You only have to see an amputee child in a war zone once to hate mines for life. There are millions scattered worldwide. They are of two sorts: anti-tank (AT) and anti-personnel (AP). As an ex-soldier, the former I can understand, the latter I cannot. The object of anti-personnel mines, from a military viewpoint, is to deny certain areas to an enemy. For example, should you have to withdraw from a building or trench system, scattering antipersonnel mines is a quick, simple method of being certain the enemy cannot use the same building or trench for his own ends. Being small, the mines may also be used for booby-traps. For example, under toilet seats, behind doors, under doormats. Once the enemy moves on, the AP mine
stays behind. Children frequently play on wasteland and derelict areas, favoured locations for mines, and are prime victims for AP injuries.

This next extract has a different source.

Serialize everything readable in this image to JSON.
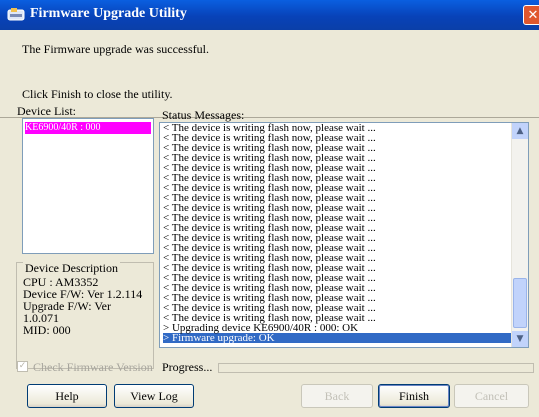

The object of an AP mine is to maim, though some are designed to kill. The intent is to place as much strain on the enemy’s logistics as possible, by having to evacuate the wounded. There are two sorts of AP mine: blast mines and shrapnel mines. Blast mines are normally buried in the ground, requiring the victim to step on the device in order to trigger it. The dreaded Black Widow mine from Russia is barely two inches high and five inches wide, and needs only three kilograms of pressure to set it off. It can kill, but will certainly cause major leg injuries to above the knee. Amputation is likely.
Shrapnel mines are designed to maim or kill over a wider area, perhaps up to twenty metres from the device, often injuring more than one unfortunate at a time. They can be activated by pressure or a trip wire and will frequently spring to chest height before exploding. They are manufactured in many countries, including China, Portugal, the Czech Republic and, I am afraid, the United Kingdom.